Staying Connected: The Future of Robotics

Of all the robotics megatrends ubiquitous connectivity is the one that arrived fastest and that is already having a major impact in deployed robotics. Constant contact with their robots allows companies to ship the robots earlier in the design process and iterate faster than they could before.

For any deployed system, uptime is one of the key performance measurements. Online services companies will often brag about the “Five 9’s” of uptime, meaning that they are online 99.999% of the year (or down about five minutes a year). In any complex system, the last 2% of uptime takes an enormous amount of effort. Demos are easy, but production quality is hard. With connectivity, you can deploy robots when they are only 98% reliable, as long as that last 2% involves problems the robot can detect and it can fail safely.
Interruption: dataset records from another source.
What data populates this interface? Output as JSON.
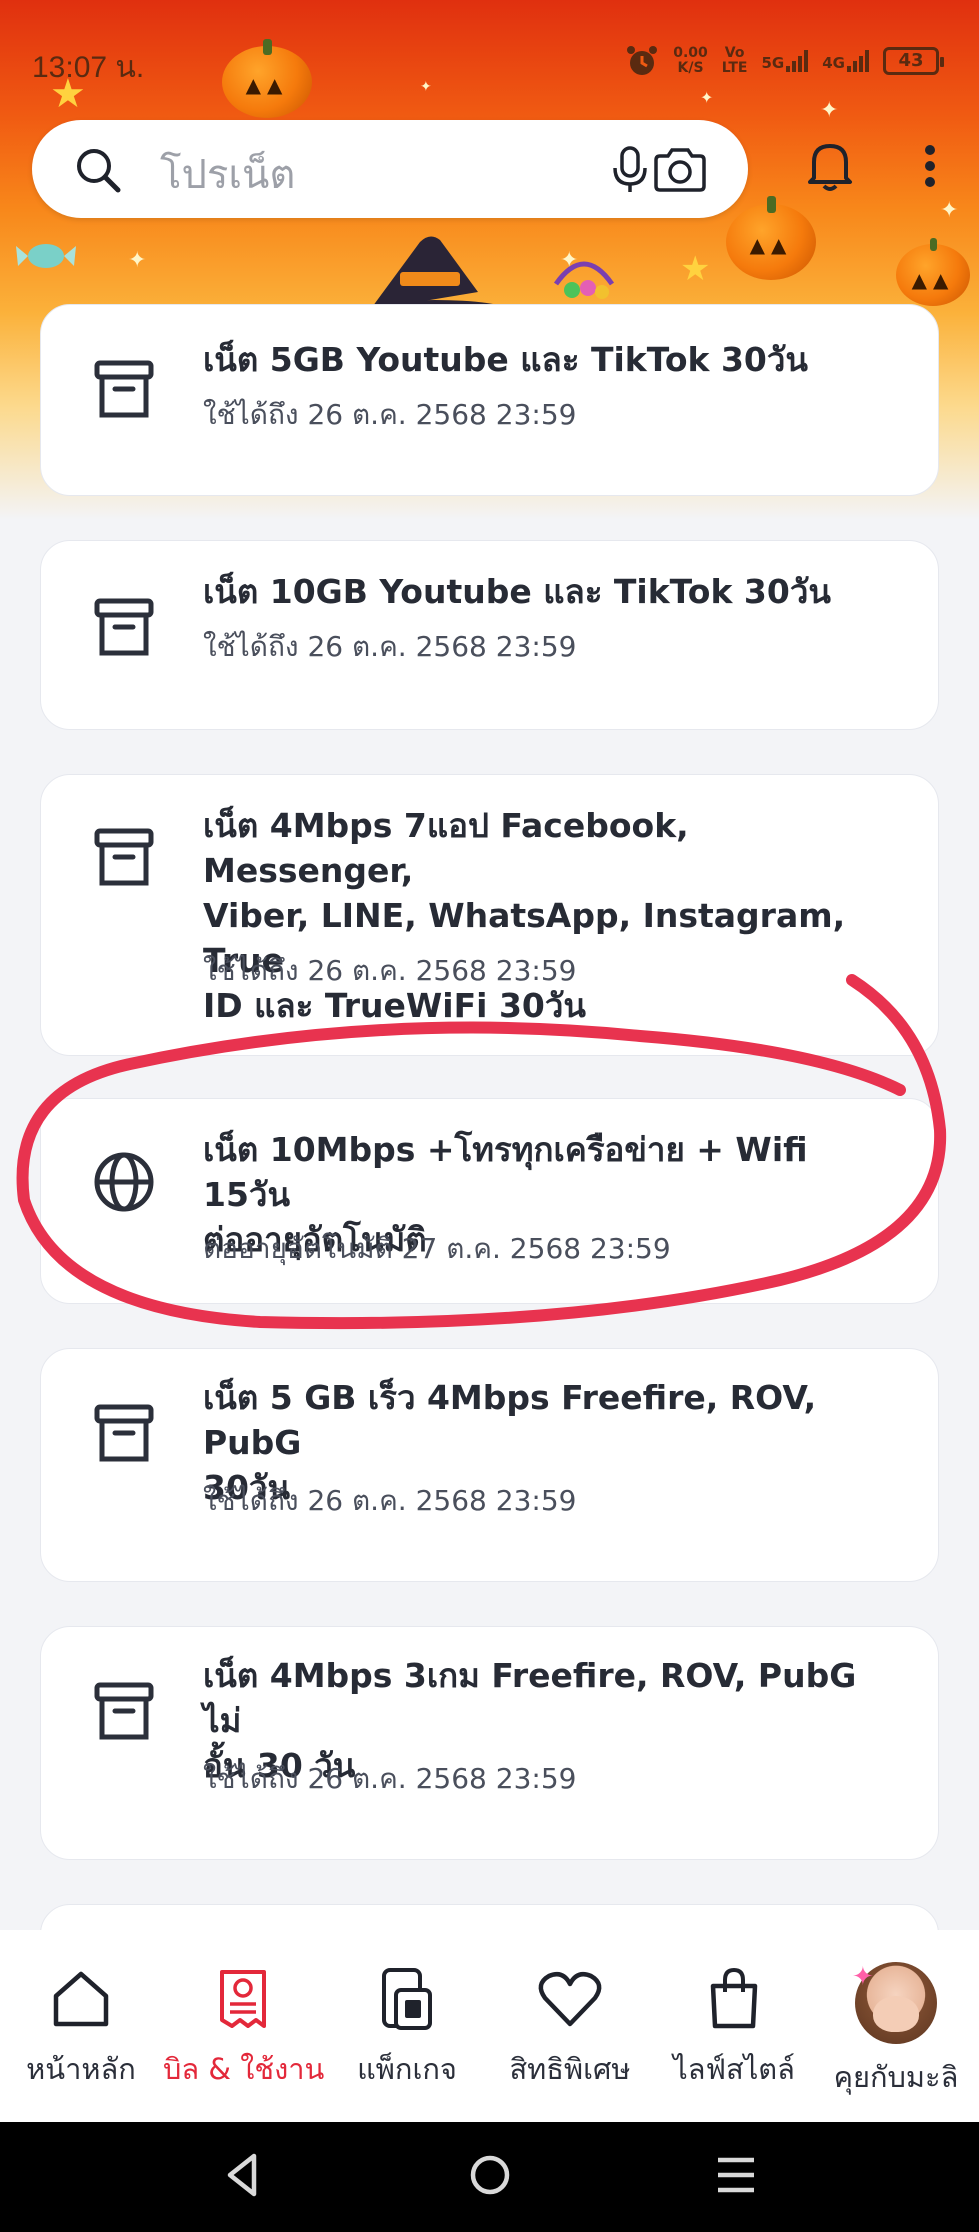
{
  "status_bar": {
    "time": "13:07 น.",
    "net_speed_value": "0.00",
    "net_speed_unit": "K/S",
    "volte_top": "Vo",
    "volte_bottom": "LTE",
    "signal_1": "5G",
    "signal_2": "4G",
    "battery": "43"
  },
  "search": {
    "placeholder": "โปรเน็ต"
  },
  "packages": [
    {
      "title": "เน็ต 5GB Youtube และ TikTok 30วัน",
      "subtitle": "ใช้ได้ถึง 26 ต.ค. 2568 23:59",
      "icon": "archive-icon"
    },
    {
      "title": "เน็ต 10GB Youtube และ TikTok 30วัน",
      "subtitle": "ใช้ได้ถึง 26 ต.ค. 2568 23:59",
      "icon": "archive-icon"
    },
    {
      "title_lines": [
        "เน็ต 4Mbps 7แอป Facebook, Messenger,",
        "Viber, LINE, WhatsApp, Instagram, True",
        "ID และ TrueWiFi 30วัน"
      ],
      "subtitle": "ใช้ได้ถึง 26 ต.ค. 2568 23:59",
      "icon": "archive-icon"
    },
    {
      "title_lines": [
        "เน็ต 10Mbps +โทรทุกเครือข่าย + Wifi 15วัน",
        "ต่ออายุอัตโนมัติ"
      ],
      "subtitle": "ต่ออายุอัตโนมัติ 27 ต.ค. 2568 23:59",
      "icon": "globe-icon",
      "highlight_color": "#e8334f"
    },
    {
      "title_lines": [
        "เน็ต 5 GB เร็ว 4Mbps Freefire, ROV, PubG",
        "30วัน"
      ],
      "subtitle": "ใช้ได้ถึง 26 ต.ค. 2568 23:59",
      "icon": "archive-icon"
    },
    {
      "title_lines": [
        "เน็ต 4Mbps 3เกม Freefire, ROV, PubG ไม่",
        "อั้น 30 วัน"
      ],
      "subtitle": "ใช้ได้ถึง 26 ต.ค. 2568 23:59",
      "icon": "archive-icon"
    }
  ],
  "bottom_nav": [
    {
      "label": "หน้าหลัก",
      "icon": "home-icon"
    },
    {
      "label": "บิล & ใช้งาน",
      "icon": "bill-icon",
      "active": true
    },
    {
      "label": "แพ็กเกจ",
      "icon": "sim-package-icon"
    },
    {
      "label": "สิทธิพิเศษ",
      "icon": "heart-icon"
    },
    {
      "label": "ไลฟ์สไตล์",
      "icon": "shopping-bag-icon"
    },
    {
      "label": "คุยกับมะลิ",
      "icon": "avatar"
    }
  ],
  "colors": {
    "accent": "#e3283a",
    "text": "#2b2f3a",
    "background": "#f3f4f7"
  }
}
In general, anything that can save time and money makes it even easier for startups to take on these types of capital-intensive ventures. The three core areas where connectivity can assist and transform robotics startups are: (1.) real-time data collection, (2.) human-in-the-loop control, and (3.) the ability to update robots in the field.

The first time we really got a glimpse of high-speed cell signals was the roll out of 3G networks less than a decade ago. (The iPhone 3GS came out in June of 2009.) Even then, those networks weren’t broadly deployed, coverage was spotty, and high-speed was a bit of an aspirational term. Today we’re living in an LTE world, in which nearly the entire country is covered in LTE signals. To top it off 5G is starting to be deployed and that standard will be able to support up to one-gigabit speeds.

Why does this all matter? Previously when you deployed systems, the first time you knew something was wrong was when the robot didn’t return or an angry customer called to report a failure. Constant connectivity gives a company the ability to do preemptive maintenance, improving overall system uptime and lowering costs. In addition, for any robot that will need a large data set of training data for machine learning (such as mapping or object identification), thanks to connectivity, the company can compile and train on that data in real time.

The second major area where connectivity can be transformational is in human-in-the-loop control. This won’t be seen in real-time teleoperation, as the latency is far too high to control in real time. What you will see is something similar to what NASA’s Jet Propulsion Laboratory has been doing with Mars Exploration Rovers for a decade. The remote operator sets waypoints and objects of interest, but the robot itself determines what to do in real time for object avoidance and path planning. This means that a company can deploy a mobile system while they are still fine-tuning more advanced algorithms, such as object classification or prioritization in a dynamic environment.

The last area where connectivity is a game changer is the ability to update a robot in real time. Tesla has shown that a company can push safety-critical updates in real time as soon as they discover a bug. It’s hard to overstate how much this changes a company’s deployment strategy. Previously, people would have to overnight courier hard drives or put people on planes to be able to update robots. And the better the company was doing in terms of robots in the field, the worse the problem was. Now companies can collect incident data in real time, solve the problem, and then push an update to all the robots in the fleet.

The best part about ubiquitous connectivity is that it is a megatrend that requires zero investment from the robotics community, thanks to the telecommunications industry’s 5G roll out.

I’m very interested in finding more hybrid systems that are using a human in-the-loop to help control many robots at the same time, scaling up to systems where one human is controlling up to 100 robots at once. Our portfolio companies like Simbe and Marble have examples of robots that can leverage ubiquitous connectivity to deploy earlier and still maintain a high reliability in the field.